New Yorkers traveling in the Holland Tunnel, a vehicular tunnel underneath the Hudson River connecting Lower Manhattan and New Jersey, are now discovering that the next generation of communication technology is being tested right outside their car windows, said Bloomberg.
A technology startup called Quantum Xchange said last Fall it signed a contract giving it exclusive access to 500 miles of fiber-optic cable running along the East Coast to build what it claims will be the nation’s first quantum key distribution (QKD) network. The first span of the system links New York City to New Jersey via the Holland Tunnel will allow financial institutions and government agencies to safely transport information between offices in Manhattan and data centers abroad.

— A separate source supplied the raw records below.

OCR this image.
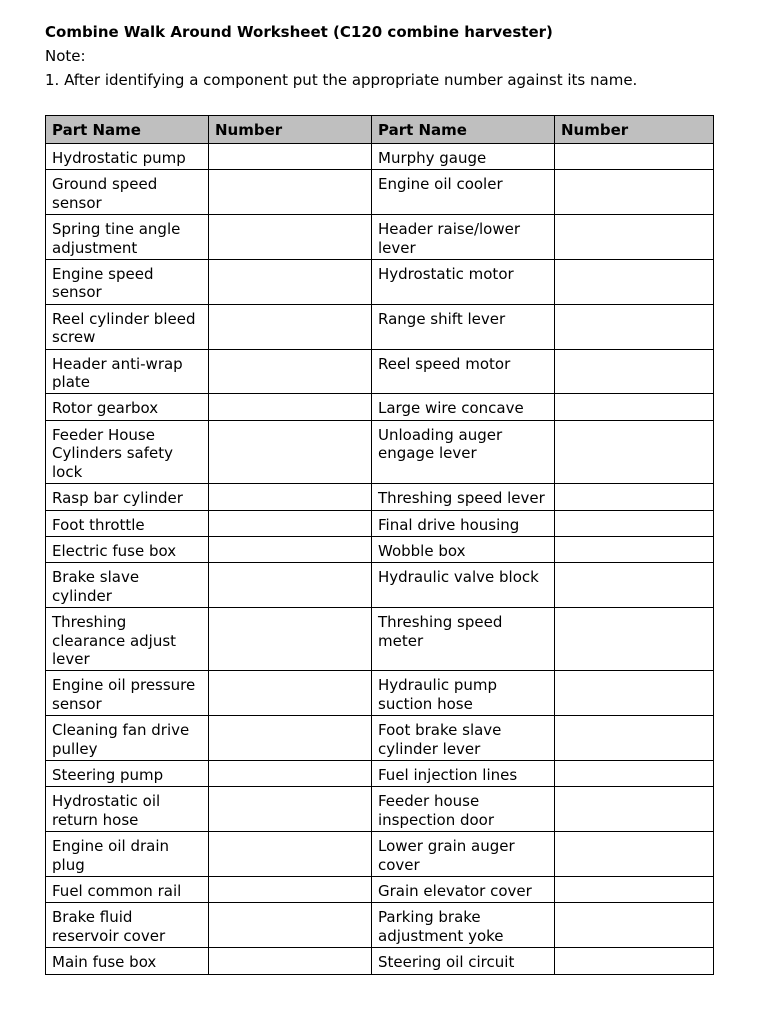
Combine Walk Around Worksheet (C120 combine harvester)

Note:

1. After identifying a component put the appropriate number against its name.

Part Name	Number	Part Name	Number
Hydrostatic pump		Murphy gauge	
Ground speed sensor		Engine oil cooler	
Spring tine angle adjustment		Header raise/lower lever	
Engine speed sensor		Hydrostatic motor	
Reel cylinder bleed screw		Range shift lever	
Header anti-wrap plate		Reel speed motor	
Rotor gearbox		Large wire concave	
Feeder House Cylinders safety lock		Unloading auger engage lever	
Rasp bar cylinder		Threshing speed lever	
Foot throttle		Final drive housing	
Electric fuse box		Wobble box	
Brake slave cylinder		Hydraulic valve block	
Threshing clearance adjust lever		Threshing speed meter	
Engine oil pressure sensor		Hydraulic pump suction hose	
Cleaning fan drive pulley		Foot brake slave cylinder lever	
Steering pump		Fuel injection lines	
Hydrostatic oil return hose		Feeder house inspection door	
Engine oil drain plug		Lower grain auger cover	
Fuel common rail		Grain elevator cover	
Brake fluid reservoir cover		Parking brake adjustment yoke	
Main fuse box		Steering oil circuit	
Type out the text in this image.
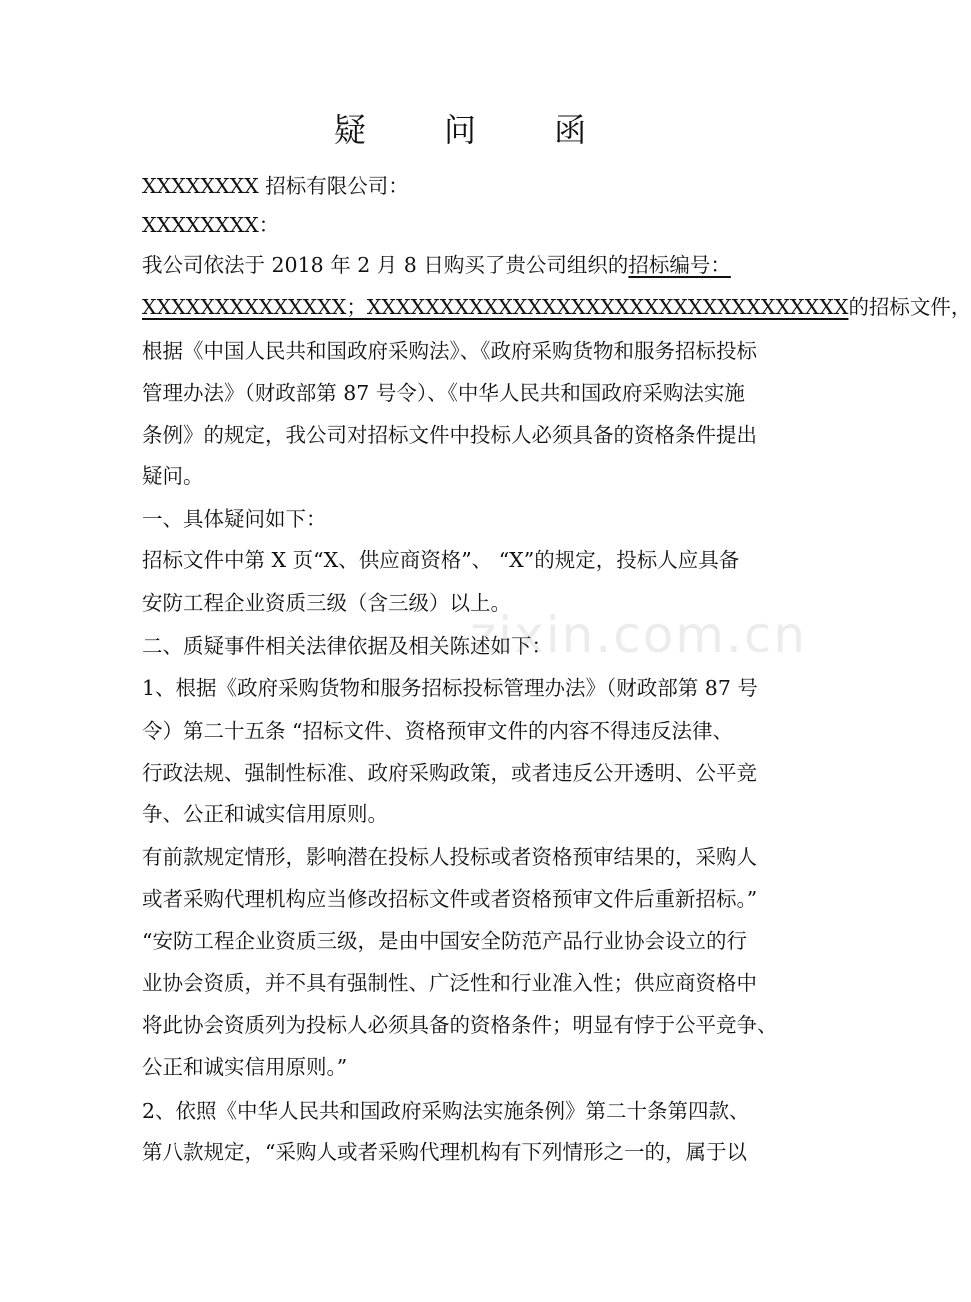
疑 问 函
XXXXXXXX 招标有限公司：
XXXXXXXX：
我公司依法于 2018 年 2 月 8 日购买了贵公司组织的招标编号：
XXXXXXXXXXXXXX；XXXXXXXXXXXXXXXXXXXXXXXXXXXXXXXXX的招标文件，
根据《中国人民共和国政府采购法》、《政府采购货物和服务招标投标
管理办法》（财政部第 87 号令）、《中华人民共和国政府采购法实施
条例》的规定，我公司对招标文件中投标人必须具备的资格条件提出
疑问。
一、具体疑问如下：
招标文件中第 X 页“X、供应商资格”、 “X”的规定，投标人应具备
安防工程企业资质三级（含三级）以上。
二、质疑事件相关法律依据及相关陈述如下：
1、根据《政府采购货物和服务招标投标管理办法》（财政部第 87 号
令）第二十五条 “招标文件、资格预审文件的内容不得违反法律、
行政法规、强制性标准、政府采购政策，或者违反公开透明、公平竞
争、公正和诚实信用原则。
有前款规定情形，影响潜在投标人投标或者资格预审结果的，采购人
或者采购代理机构应当修改招标文件或者资格预审文件后重新招标。”
“安防工程企业资质三级，是由中国安全防范产品行业协会设立的行
业协会资质，并不具有强制性、广泛性和行业准入性；供应商资格中
将此协会资质列为投标人必须具备的资格条件；明显有悖于公平竞争、
公正和诚实信用原则。”
2、依照《中华人民共和国政府采购法实施条例》第二十条第四款、
第八款规定，“采购人或者采购代理机构有下列情形之一的，属于以
zixin.com.cn
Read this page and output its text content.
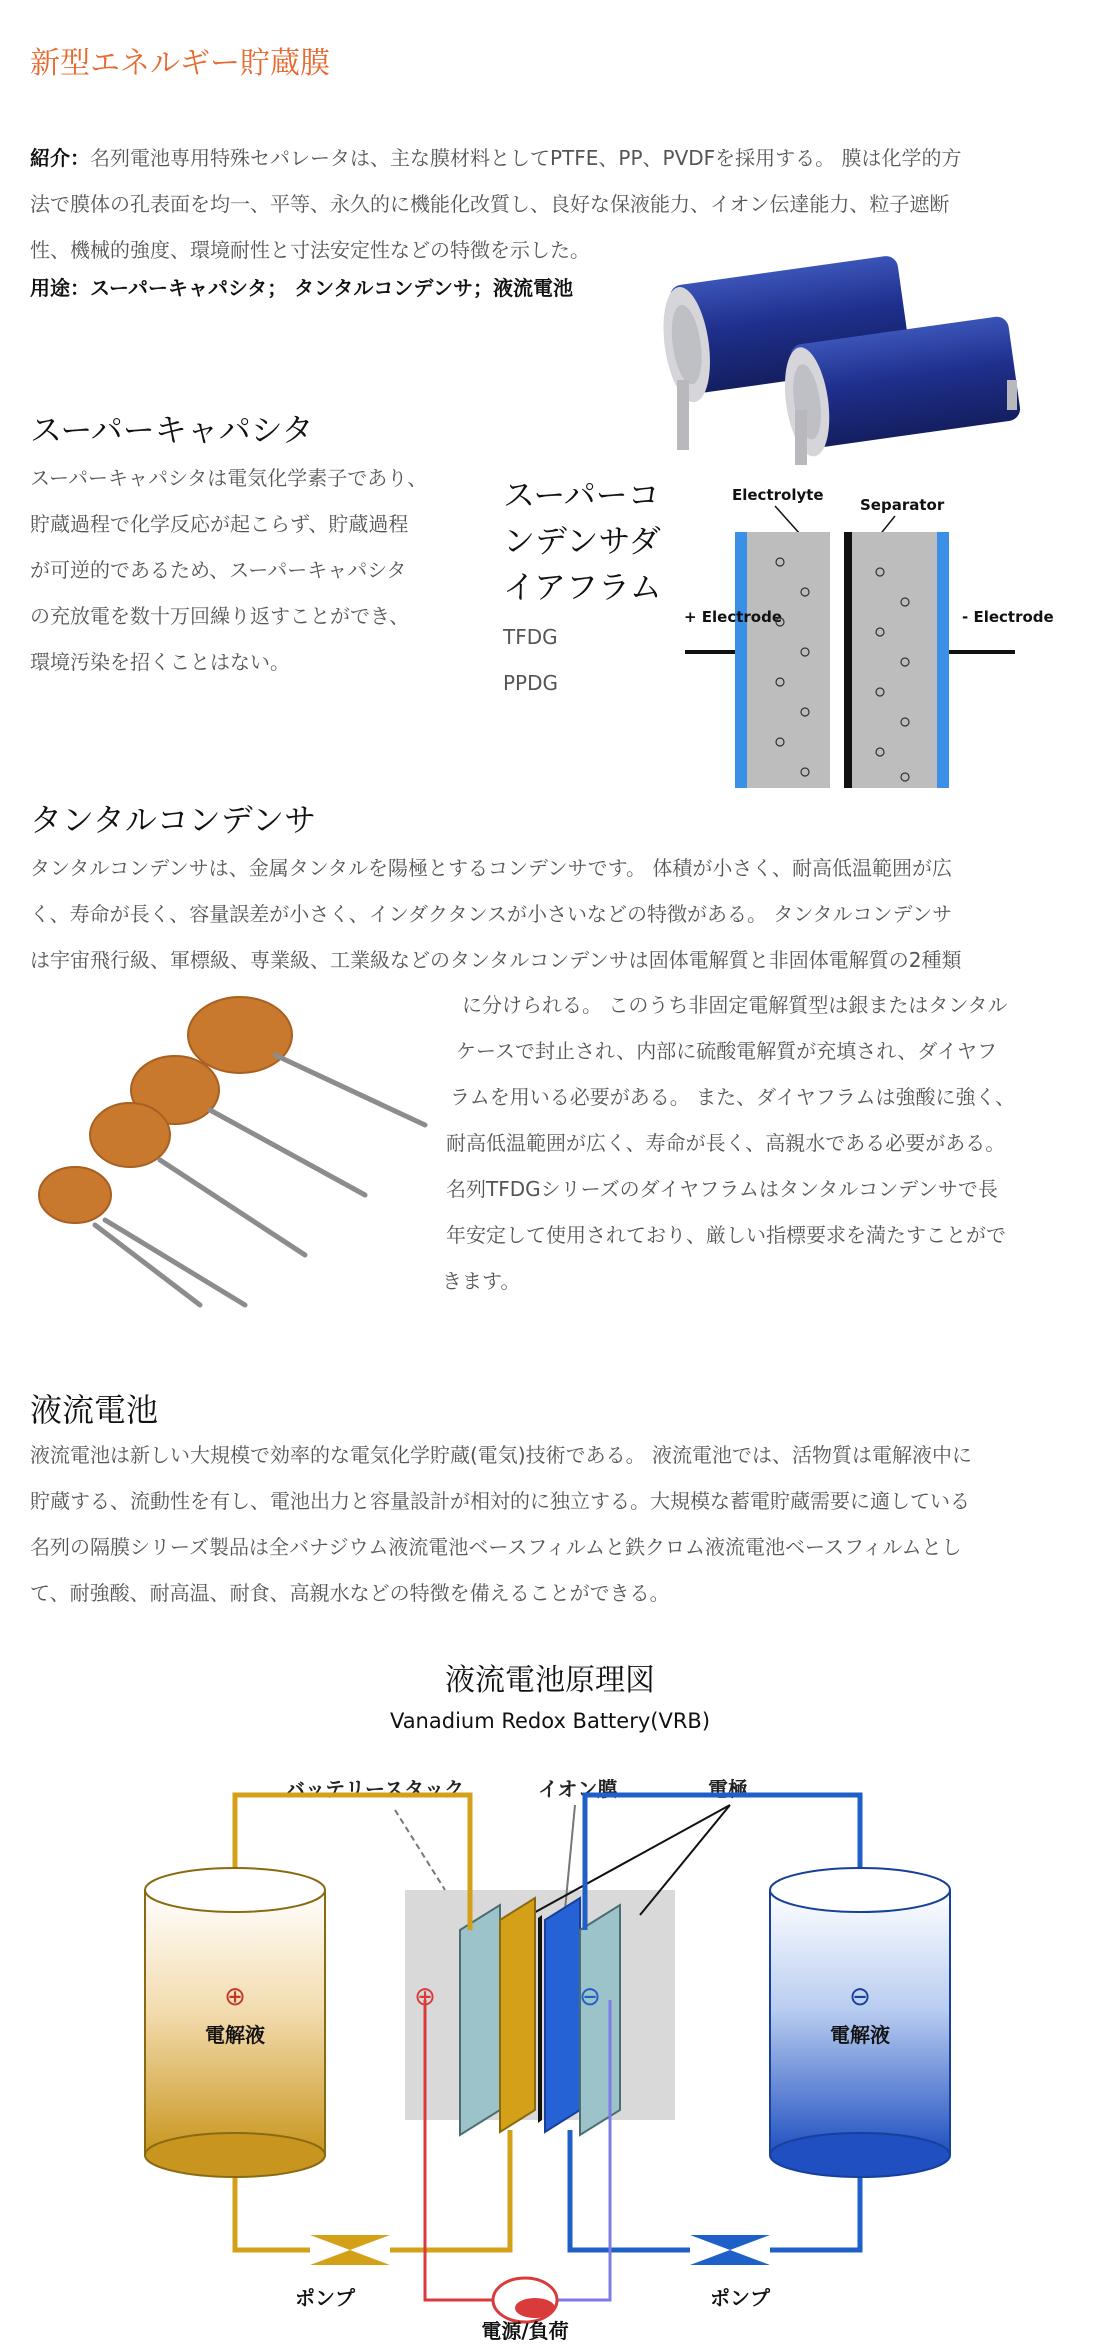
新型エネルギー貯蔵膜
紹介：名列電池専用特殊セパレータは、主な膜材料としてPTFE、PP、PVDFを採用する。 膜は化学的方
法で膜体の孔表面を均一、平等、永久的に機能化改質し、良好な保液能力、イオン伝達能力、粒子遮断
性、機械的強度、環境耐性と寸法安定性などの特徴を示した。
用途：スーパーキャパシタ； タンタルコンデンサ；液流電池
スーパーキャパシタ
スーパーキャパシタは電気化学素子であり、
貯蔵過程で化学反応が起こらず、貯蔵過程
が可逆的であるため、スーパーキャパシタ
の充放電を数十万回繰り返すことができ、
環境汚染を招くことはない。
スーパーコンデンサダイアフラム
TFDG
PPDG
Electrolyte
Separator
+ Electrode	- Electrode
タンタルコンデンサ
タンタルコンデンサは、金属タンタルを陽極とするコンデンサです。 体積が小さく、耐高低温範囲が広
く、寿命が長く、容量誤差が小さく、インダクタンスが小さいなどの特徴がある。 タンタルコンデンサ
は宇宙飛行級、軍標級、専業級、工業級などのタンタルコンデンサは固体電解質と非固体電解質の2種類
に分けられる。 このうち非固定電解質型は銀またはタンタル
ケースで封止され、内部に硫酸電解質が充填され、ダイヤフ
ラムを用いる必要がある。 また、ダイヤフラムは強酸に強く、
耐高低温範囲が広く、寿命が長く、高親水である必要がある。
名列TFDGシリーズのダイヤフラムはタンタルコンデンサで長
年安定して使用されており、厳しい指標要求を満たすことがで
きます。
液流電池
液流電池は新しい大規模で効率的な電気化学貯蔵(電気)技術である。 液流電池では、活物質は電解液中に
貯蔵する、流動性を有し、電池出力と容量設計が相対的に独立する。大規模な蓄電貯蔵需要に適している
名列の隔膜シリーズ製品は全バナジウム液流電池ベースフィルムと鉄クロム液流電池ベースフィルムとし
て、耐強酸、耐高温、耐食、高親水などの特徴を備えることができる。
液流電池原理図
Vanadium Redox Battery(VRB)
バッテリースタック	イオン膜	電極
⊕	⊖
⊕
電解液
⊖
電解液
ポンプ	ポンプ
電源/負荷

Bloomberg said the QKD approach used by Quantum Xchange works by sending an encoded message in bits while the keys to decode it are sent in the form of quantum bits, or qubits. These packets are sent via photons, which travel through fiber-optic cables. The key to this technology is that any attempt to snoop on a qubit immediately destroys its fragile quantum state, wiping out all data it caries, which basically means this technology is unhackable at the moment.
“Financial firms see this as a differentiator,” says John Prisco, chief executive officer of Quantum Xchange. Prisco says several large financial institutions are testing his fiber pipes, but he declined to tell Bloomberg the names of them, citing nondisclosure agreements.